「じ」で始まる業界の小ネタ集②-「ちっちゃいけど、お国を守ってるつもりです。」編

弦巻耀

第1話 深緑色の制服のこと


 現代モノを書いていてツライのは、書いているうちにリアルのほうがどんどん変わっていってしまうというトコロにあります。特に、書くのが遅い人間にとって、この問題は非常に深刻です。


 二年も三年も同じお話をぼちぼちと書いていて、ふと初めのほうを読み返した時、主人公の身の回りに関する描写がかなり古くさくなってしまっていることに気付く。

 物語のスパイスとして入れた風刺的なネタが、リアルではすでに「遠い過去の話」になっている。

 頭の中に思い描いていたラストのオチが社会通念の変化によりもはや通用しなくなっていることを悟った日には、もう倒れるしかありません。


 拙作「ちっちゃい…」を書いていて、私はすでに二度ほど倒れそうになりました。今回はそのうちのひとつについて、愚痴を、もとい、言い訳を、じゃなかった、解説をここでいたしたいと思います。


 

 「ちっちゃい……」の第1章冒頭、いきなり始まる面接シーンでは陸海空の自衛官が勢ぞろいしているのですが、「じ」で始まる業界にお詳しいか常にニュース全般をチェックなすってる方々は、「あれ、陸自の制服、変更になったんじゃなかったっけ?」と思われたのではないかと思います。


 「ちっちゃい…」本編は、2017年春に開催された「働くヒト小説コンテスト」に応募しようと思ったのがきっかけで生まれたお話です。

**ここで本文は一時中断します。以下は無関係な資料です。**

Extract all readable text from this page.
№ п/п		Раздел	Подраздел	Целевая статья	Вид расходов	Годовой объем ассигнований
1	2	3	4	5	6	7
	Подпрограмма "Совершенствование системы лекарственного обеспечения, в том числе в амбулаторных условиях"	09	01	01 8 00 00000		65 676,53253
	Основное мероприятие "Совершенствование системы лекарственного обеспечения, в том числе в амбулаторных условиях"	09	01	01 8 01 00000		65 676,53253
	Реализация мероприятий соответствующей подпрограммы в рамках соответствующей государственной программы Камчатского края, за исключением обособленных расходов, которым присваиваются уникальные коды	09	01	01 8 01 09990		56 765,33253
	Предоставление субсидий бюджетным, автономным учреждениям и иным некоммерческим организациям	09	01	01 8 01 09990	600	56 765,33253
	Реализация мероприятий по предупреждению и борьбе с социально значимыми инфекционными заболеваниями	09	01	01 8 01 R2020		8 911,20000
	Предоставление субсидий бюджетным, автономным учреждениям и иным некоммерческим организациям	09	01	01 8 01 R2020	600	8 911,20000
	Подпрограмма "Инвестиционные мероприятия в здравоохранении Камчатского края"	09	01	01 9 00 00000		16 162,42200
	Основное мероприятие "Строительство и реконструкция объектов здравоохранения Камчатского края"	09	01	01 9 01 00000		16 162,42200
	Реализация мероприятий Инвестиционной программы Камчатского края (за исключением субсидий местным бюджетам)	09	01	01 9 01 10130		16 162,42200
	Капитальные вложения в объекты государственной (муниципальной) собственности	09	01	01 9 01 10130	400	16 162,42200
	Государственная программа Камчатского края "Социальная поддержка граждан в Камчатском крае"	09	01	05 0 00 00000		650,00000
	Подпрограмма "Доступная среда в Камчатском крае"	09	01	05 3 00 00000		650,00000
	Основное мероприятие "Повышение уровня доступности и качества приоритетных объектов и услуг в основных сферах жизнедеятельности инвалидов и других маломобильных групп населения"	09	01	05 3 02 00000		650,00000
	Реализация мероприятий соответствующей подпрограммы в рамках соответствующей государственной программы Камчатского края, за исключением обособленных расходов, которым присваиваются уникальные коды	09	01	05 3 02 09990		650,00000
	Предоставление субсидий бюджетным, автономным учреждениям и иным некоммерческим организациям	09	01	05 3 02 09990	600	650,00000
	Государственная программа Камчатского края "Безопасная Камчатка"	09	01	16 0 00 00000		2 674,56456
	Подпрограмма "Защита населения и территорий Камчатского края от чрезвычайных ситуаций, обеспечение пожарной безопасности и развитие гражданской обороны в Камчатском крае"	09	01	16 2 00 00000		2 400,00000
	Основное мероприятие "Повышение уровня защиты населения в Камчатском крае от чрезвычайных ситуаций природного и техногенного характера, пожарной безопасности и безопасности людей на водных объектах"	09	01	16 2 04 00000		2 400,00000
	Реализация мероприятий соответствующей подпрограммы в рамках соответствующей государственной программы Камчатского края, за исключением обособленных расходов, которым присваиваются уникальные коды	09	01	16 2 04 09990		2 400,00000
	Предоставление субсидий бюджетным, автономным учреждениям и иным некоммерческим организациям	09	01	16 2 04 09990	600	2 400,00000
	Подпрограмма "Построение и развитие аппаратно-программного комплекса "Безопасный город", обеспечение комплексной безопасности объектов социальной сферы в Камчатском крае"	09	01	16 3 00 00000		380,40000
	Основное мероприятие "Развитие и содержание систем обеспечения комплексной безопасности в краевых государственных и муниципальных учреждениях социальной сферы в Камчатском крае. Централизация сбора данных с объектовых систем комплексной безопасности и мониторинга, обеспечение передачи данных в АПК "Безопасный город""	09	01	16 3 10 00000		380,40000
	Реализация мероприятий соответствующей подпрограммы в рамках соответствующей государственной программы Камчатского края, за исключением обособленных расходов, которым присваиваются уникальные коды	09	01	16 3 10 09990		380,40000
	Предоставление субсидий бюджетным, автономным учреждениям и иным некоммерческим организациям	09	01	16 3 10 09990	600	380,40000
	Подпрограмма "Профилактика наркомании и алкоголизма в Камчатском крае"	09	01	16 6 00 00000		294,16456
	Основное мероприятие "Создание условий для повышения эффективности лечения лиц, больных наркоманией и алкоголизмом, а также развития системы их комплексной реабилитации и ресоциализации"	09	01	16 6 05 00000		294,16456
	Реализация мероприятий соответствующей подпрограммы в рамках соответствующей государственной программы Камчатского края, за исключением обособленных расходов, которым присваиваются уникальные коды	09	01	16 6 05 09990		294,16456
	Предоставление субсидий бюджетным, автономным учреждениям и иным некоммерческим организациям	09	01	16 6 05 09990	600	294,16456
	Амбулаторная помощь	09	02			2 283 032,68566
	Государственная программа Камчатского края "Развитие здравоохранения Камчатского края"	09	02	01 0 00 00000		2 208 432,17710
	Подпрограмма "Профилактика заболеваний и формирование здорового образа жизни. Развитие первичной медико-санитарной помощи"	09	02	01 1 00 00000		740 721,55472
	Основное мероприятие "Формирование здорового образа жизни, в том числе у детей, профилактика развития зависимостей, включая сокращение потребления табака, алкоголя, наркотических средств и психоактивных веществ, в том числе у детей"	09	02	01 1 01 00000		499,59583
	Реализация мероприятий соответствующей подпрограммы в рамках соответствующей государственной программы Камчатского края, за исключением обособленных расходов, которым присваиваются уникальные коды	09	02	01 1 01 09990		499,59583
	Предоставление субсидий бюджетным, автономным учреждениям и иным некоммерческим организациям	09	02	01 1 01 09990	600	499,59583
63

書き始めた当初は、陸自制服の変更に関しては「構想段階」というトーンの記事がネットでちらほら出ているという状況でした。

 これまでの深緑色が紫色になるらしい、という話に、「いや、紫とかあり得んし」と絶句して、それっきり失念したまま年月が流れ……。


 それから一年余が経った2018年の夏頃、画像付きで本編を補足するようなものを書きたくなり、画像挿入機能があるサイトに投稿しようと思い立ちました。平たくいうと文字で表現しきらない部分を画像で補おうというセコい企みです(カクヨムさんでは画像を入れられないので、こちらでは文字のみです。しくしく……)。


 で、コソコソ準備している時にふと、制服変更の話を思い出しました。

 やはりボツになりました的な情報でも出ているかと検索しましたら、何と新制服がババーンと発表されているではないか! ちっとも知らなんだ! なんたる失態、なんたる不覚!

 それにしても、何この真っ黒いの。これが「紫」ってか? 


 公式によると「紫紺しこん色」というんだそうですが、江戸むらさき的な色を想像していた私は、自分の目がおかしくなったのかとPC画面に鼻をくっつけんばかりにして、ニュースサイトに載っていた添付写真を見つめましたです。


 これ、正式導入ということになったら、本編で「深緑色の制服が云々」と書いている部分はすべて「紫紺色」に書き換えねばならんのか。


 ……などと思いつつ公式HPを覗きましたら、もう陸上幕僚長サマが海自と空自の制服をミックスしたようなジャケットを着ていらっしゃるではないか! すでに陸自は紫の世界になっていたのか! ちっとも知らなんだ! またもや何たる失態! 何たる不覚!


 慌てて当該部分を書き換えようとしましたら、今度は「全隊員15万人分の新制服を調達するのに10年近くかかる」という記事を発見しました。

 そ、それって、しばらくの間は、深緑と紫がごちゃ混ぜになるという意味? 


 同じ記事によれば、新しい制服が優先的に配布されるのは、組織再編で新設される部隊に所属する人たちや新規採用者たちなのだとか。

 まあそれなら、本編の主人公がいる職場では、陸自の人たちの大半はまだまだ深緑色で暮らしているに違いない……。



 ということで、「ちっちゃい……」に登場する陸自さんたちに関しては、みんな深緑色の制服を着ている、という設定で押し通します。

 完結して「作中の時間」がそこで止まれば後はリアルがどう変わろうと関係ない、という解釈のもと、リアルで深緑色が完全にいなくなる前に本編を完結させるべく頑張りますです。


 蛇足ながら、私は自衛隊ネタでもう一つ長編を書いているのですが、そちらも同じ問題を抱えております。ホントに現代モノはツライ。


 次に新しく自衛隊ネタで何か書く時は、陸自の皆さん全員に新制服がいきわたった頃を見計らうか、海自か空自の人しか出てこない話を考えるかしたいと思います。

 あ、その前に書くスピードをアップさせるほうがいいですか……(無理)。